More recently, however, there has been a growing appreciation of the way that teleradiology could help add new capacity to the system, for example by making it easier for older radiologists to continue working. In the UK, 35% of radiologists are over 50 and 7% are over 60%.
At the same time, potential concerns over the quality of teleradiology services are being allayed by the fact that some providers are now offering 10% double readings as standard while at the same time measuring up to Imaging Services Accreditation System (ISAS) standards.
Similar systems are, of course, being used already in pathology. Telepathology services have, if anything, an even longer history than teleradiology. However, these services have traditionally been used to gain rapid access to off-site specialists.
They have not been used so much as a strategic tool to address wider capacity constraints, for example by allowing low-workload subspecialists in one location to attend to overflow cases from another site.

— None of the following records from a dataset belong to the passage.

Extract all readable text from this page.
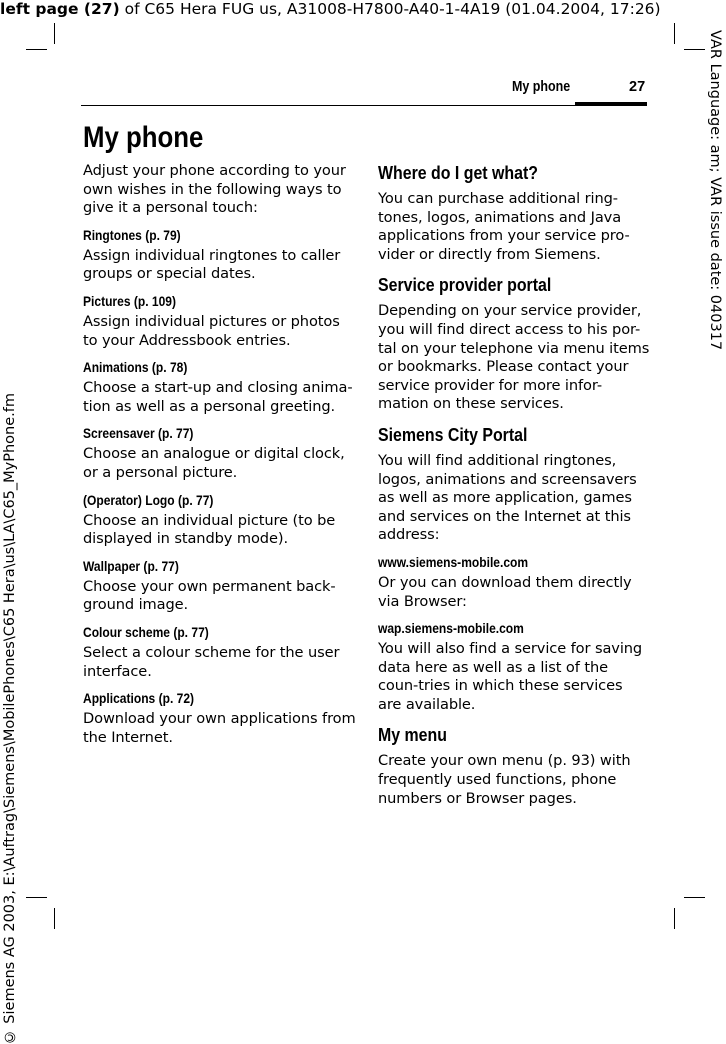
left page (27) of C65 Hera FUG us, A31008-H7800-A40-1-4A19 (01.04.2004, 17:26)
VAR Language: am; VAR issue date: 040317
© Siemens AG 2003, E:\Auftrag\Siemens\MobilePhones\C65 Hera\us\LA\C65_MyPhone.fm
My phone	27
My phone

Adjust your phone according to your own wishes in the following ways to give it a personal touch:

Ringtones (p. 79)

Assign individual ringtones to caller groups or special dates.

Pictures (p. 109)

Assign individual pictures or photos to your Addressbook entries.

Animations (p. 78)

Choose a start-up and closing anima-tion as well as a personal greeting.

Screensaver (p. 77)

Choose an analogue or digital clock, or a personal picture.

(Operator) Logo (p. 77)

Choose an individual picture (to be displayed in standby mode).

Wallpaper (p. 77)

Choose your own permanent back-ground image.

Colour scheme (p. 77)

Select a colour scheme for the user interface.

Applications (p. 72)

Download your own applications from the Internet.

Where do I get what?

You can purchase additional ring-tones, logos, animations and Java applications from your service pro-vider or directly from Siemens.

Service provider portal

Depending on your service provider, you will find direct access to his por-tal on your telephone via menu items or bookmarks. Please contact your service provider for more infor-mation on these services.

Siemens City Portal

You will find additional ringtones, logos, animations and screensavers as well as more application, games and services on the Internet at this address:

www.siemens-mobile.com

Or you can download them directly via Browser:

wap.siemens-mobile.com

You will also find a service for saving data here as well as a list of the coun-tries in which these services are available.

My menu

Create your own menu (p. 93) with frequently used functions, phone numbers or Browser pages.
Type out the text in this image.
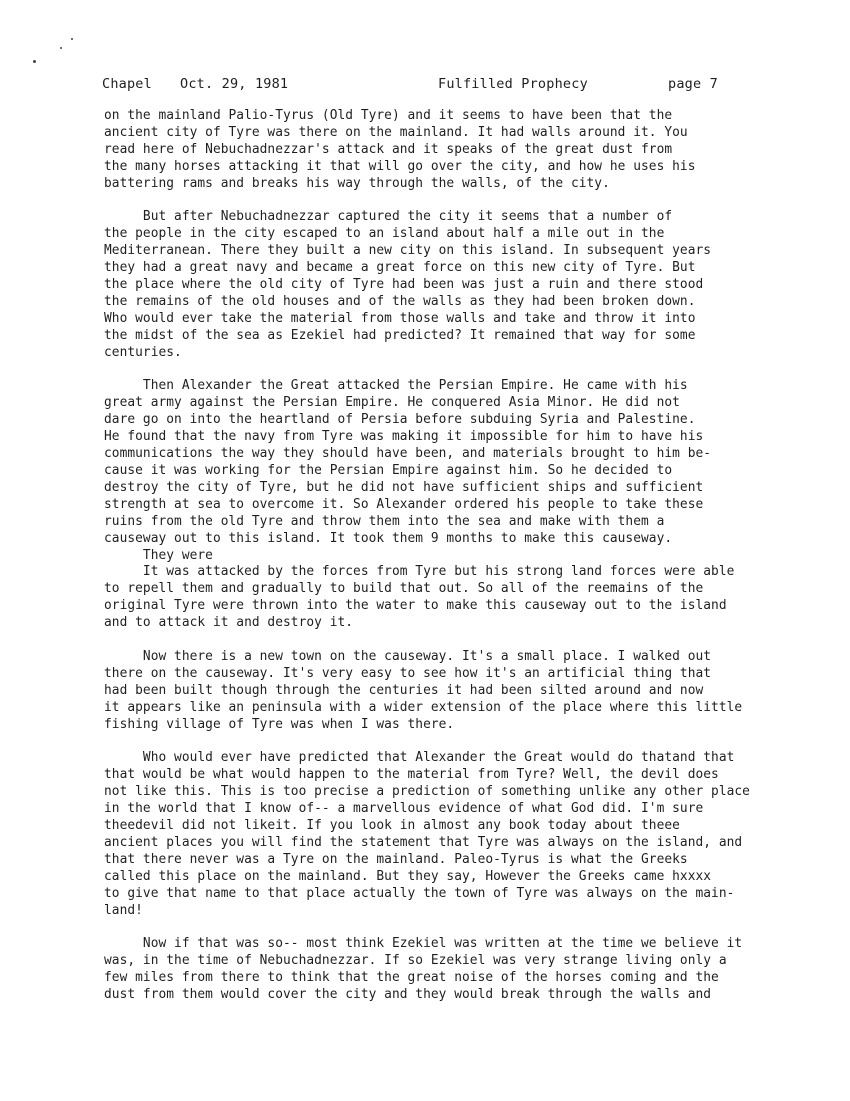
Chapel Oct. 29, 1981	Fulfilled Prophecy	page 7
on the mainland Palio-Tyrus (Old Tyre) and it seems to have been that the
ancient city of Tyre was there on the mainland. It had walls around it. You
read here of Nebuchadnezzar's attack and it speaks of the great dust from
the many horses attacking it that will go over the city, and how he uses his
battering rams and breaks his way through the walls, of the city.
But after Nebuchadnezzar captured the city it seems that a number of
the people in the city escaped to an island about half a mile out in the
Mediterranean. There they built a new city on this island. In subsequent years
they had a great navy and became a great force on this new city of Tyre. But
the place where the old city of Tyre had been was just a ruin and there stood
the remains of the old houses and of the walls as they had been broken down.
Who would ever take the material from those walls and take and throw it into
the midst of the sea as Ezekiel had predicted? It remained that way for some
centuries.
Then Alexander the Great attacked the Persian Empire. He came with his
great army against the Persian Empire. He conquered Asia Minor. He did not
dare go on into the heartland of Persia before subduing Syria and Palestine.
He found that the navy from Tyre was making it impossible for him to have his
communications the way they should have been, and materials brought to him be-
cause it was working for the Persian Empire against him. So he decided to
destroy the city of Tyre, but he did not have sufficient ships and sufficient
strength at sea to overcome it. So Alexander ordered his people to take these
ruins from the old Tyre and throw them into the sea and make with them a
causeway out to this island. It took them 9 months to make this causeway.
They were
It was attacked by the forces from Tyre but his strong land forces were able
to repell them and gradually to build that out. So all of the reemains of the
original Tyre were thrown into the water to make this causeway out to the island
and to attack it and destroy it.
Now there is a new town on the causeway. It's a small place. I walked out
there on the causeway. It's very easy to see how it's an artificial thing that
had been built though through the centuries it had been silted around and now
it appears like an peninsula with a wider extension of the place where this little
fishing village of Tyre was when I was there.
Who would ever have predicted that Alexander the Great would do thatand that
that would be what would happen to the material from Tyre? Well, the devil does
not like this. This is too precise a prediction of something unlike any other place
in the world that I know of-- a marvellous evidence of what God did. I'm sure
theedevil did not likeit. If you look in almost any book today about theee
ancient places you will find the statement that Tyre was always on the island, and
that there never was a Tyre on the mainland. Paleo-Tyrus is what the Greeks
called this place on the mainland. But they say, However the Greeks came hxxxx
to give that name to that place actually the town of Tyre was always on the main-
land!
Now if that was so-- most think Ezekiel was written at the time we believe it
was, in the time of Nebuchadnezzar. If so Ezekiel was very strange living only a
few miles from there to think that the great noise of the horses coming and the
dust from them would cover the city and they would break through the walls and
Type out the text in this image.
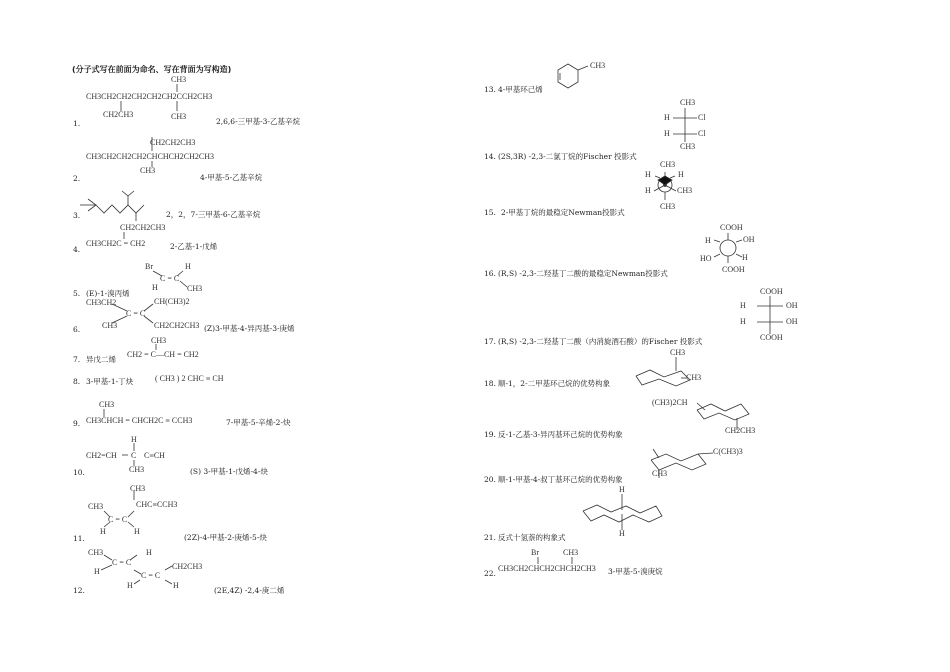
(分子式写在前面为命名、写在背面为写构造)
CH3
CH3CH2CH2CH2CH2CH2CCH2CH3
CH2CH3	CH3
1.	2,6,6-三甲基-3-乙基辛烷
CH2CH2CH3
CH3CH2CH2CH2CHCHCH2CH2CH3
CH3
2.	4-甲基-5-乙基辛烷
3.	2，2，7-三甲基-6-乙基辛烷
CH2CH2CH3
CH3CH2C = CH2
4.	2-乙基-1-戊烯
Br	H
C = C
H	CH3
5. (E)-1-溴丙烯
CH3CH2	CH(CH3)2
C = C
CH3	CH2CH2CH3
6.	(Z)3-甲基-4-异丙基-3-庚烯
CH3
CH2 = C—CH = CH2
7. 异戊二烯
8. 3-甲基-1-丁炔	( CH3 ) 2 CHC ≡ CH
CH3
CH3CHCH = CHCH2C ≡ CCH3
9.	7-甲基-5-辛烯-2-炔
H
CH2=CH C C≡CH
CH3
10.	(S) 3-甲基-1-戊烯-4-炔
CH3
CH3	CHC≡CCH3
C = C
H	H
11.	(2Z)-4-甲基-2-庚烯-5-炔
CH3
C = C
H
H
CH2CH3
C = C
H	H
12.	(2E,4Z) -2,4-庚二烯
CH3
13. 4-甲基环己烯
CH3
H	Cl
H	Cl
CH3
14. (2S,3R) -2,3-二氯丁烷的Fischer 投影式
CH3
H	H
H	CH3
CH3
15. 2-甲基丁烷的最稳定Newman投影式
COOH
H	OH
HO	H
COOH
16. (R,S) -2,3-二羟基丁二酸的最稳定Newman投影式
COOH
H	OH
H	OH
COOH
17. (R,S) -2,3-二羟基丁二酸（内消旋酒石酸）的Fischer 投影式
CH3
CH3
18. 顺-1，2-二甲基环己烷的优势构象
(CH3)2CH
CH2CH3
19. 反-1-乙基-3-异丙基环己烷的优势构象
C(CH3)3
CH3
20. 顺-1-甲基-4-叔丁基环己烷的优势构象
H
H
21. 反式十氢萘的构象式
Br	CH3
CH3CH2CHCH2CHCH2CH3
22.	3-甲基-5-溴庚烷
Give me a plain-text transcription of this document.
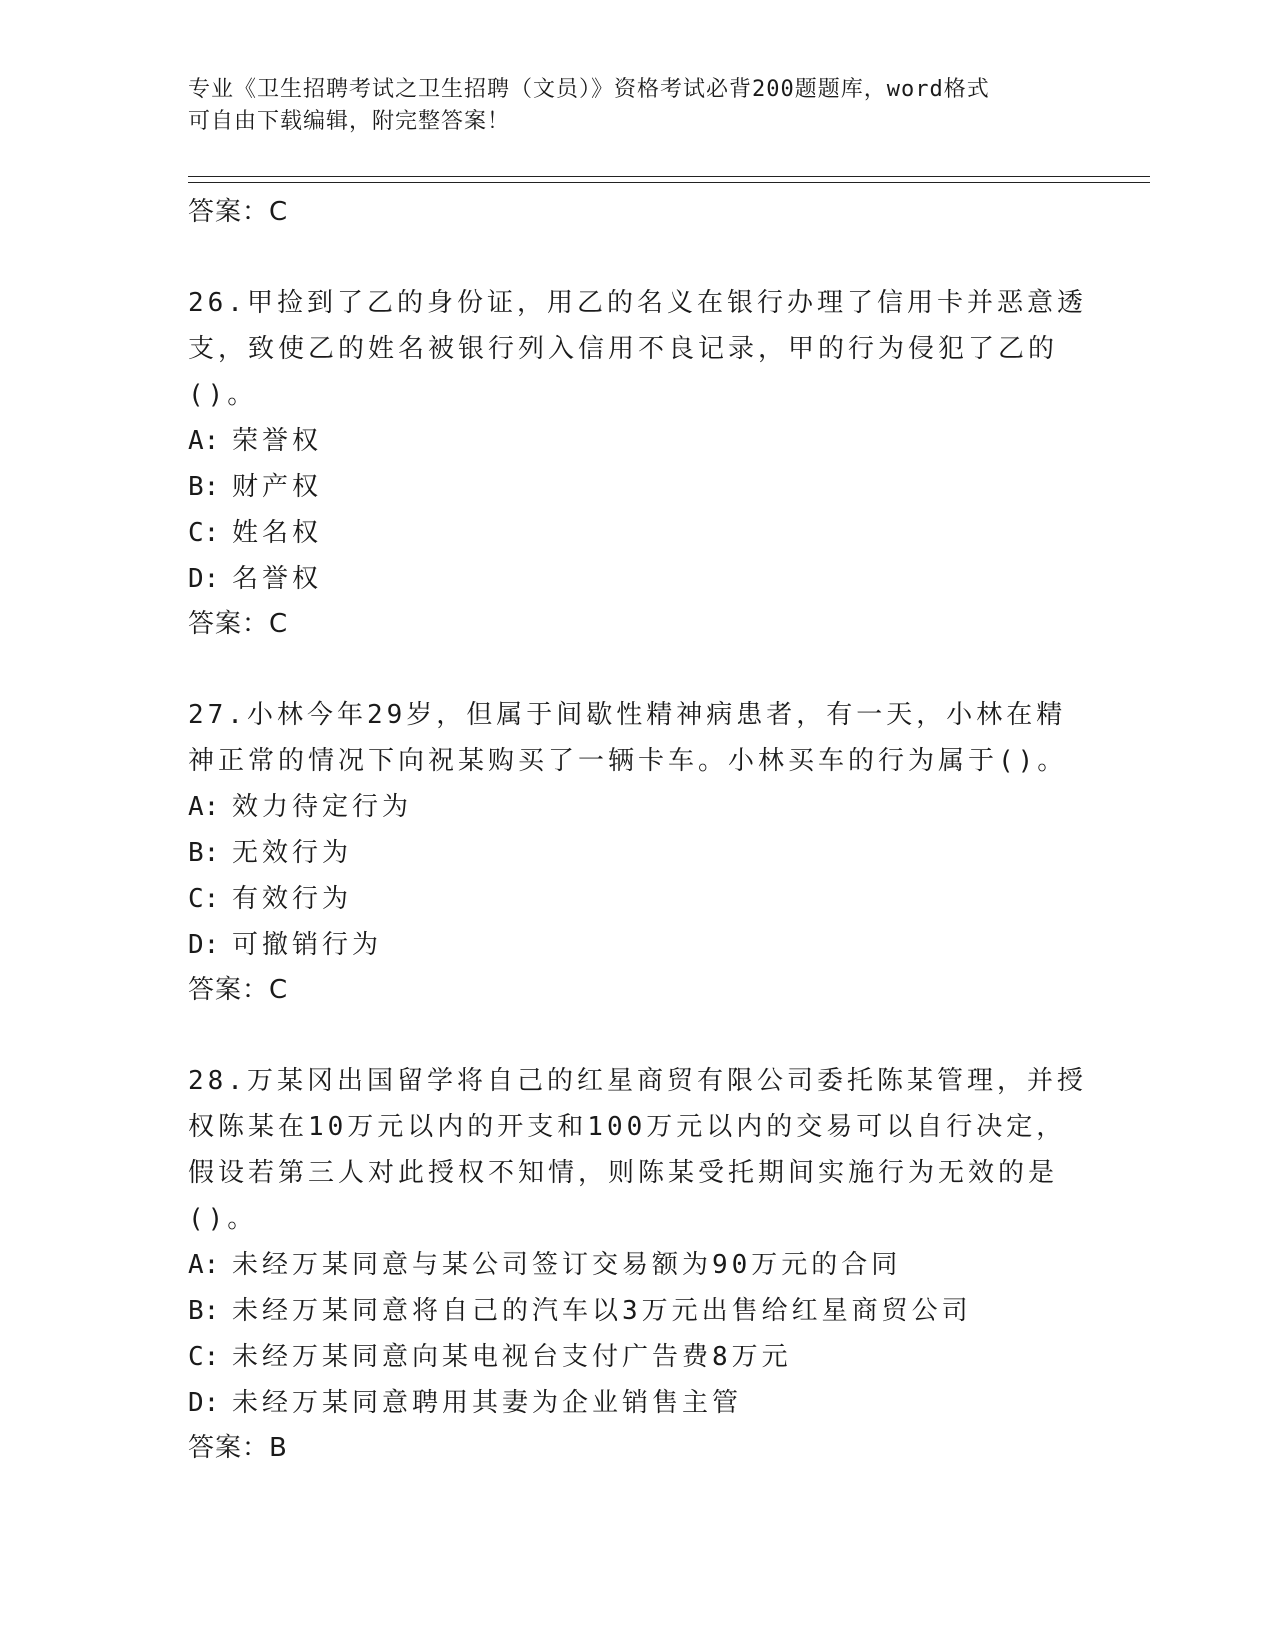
专业《卫生招聘考试之卫生招聘（文员）》资格考试必背200题题库，word格式
可自由下载编辑，附完整答案！
答案：C
26.甲捡到了乙的身份证，用乙的名义在银行办理了信用卡并恶意透支，致使乙的姓名被银行列入信用不良记录，甲的行为侵犯了乙的()。
A: 荣誉权
B: 财产权
C: 姓名权
D: 名誉权
答案：C
27.小林今年29岁，但属于间歇性精神病患者，有一天，小林在精神正常的情况下向祝某购买了一辆卡车。小林买车的行为属于()。
A: 效力待定行为
B: 无效行为
C: 有效行为
D: 可撤销行为
答案：C
28.万某冈出国留学将自己的红星商贸有限公司委托陈某管理，并授权陈某在10万元以内的开支和100万元以内的交易可以自行决定，假设若第三人对此授权不知情，则陈某受托期间实施行为无效的是()。
A: 未经万某同意与某公司签订交易额为90万元的合同
B: 未经万某同意将自己的汽车以3万元出售给红星商贸公司
C: 未经万某同意向某电视台支付广告费8万元
D: 未经万某同意聘用其妻为企业销售主管
答案：B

This requirement is starting to grow, though, and the experience and systems we have in radiology can potentially be transferred into pathology with only a few minor modifications.
Already there are pilot schemes in Germany where teleradiology services are being used in this fashion. Wider adoption is still probably a year or so away, but for now it will be interesting to see how things work out.
Lending our experience to another discipline will not solve our own capacity problems, but at least it might mean our current situation can be used for the greater good.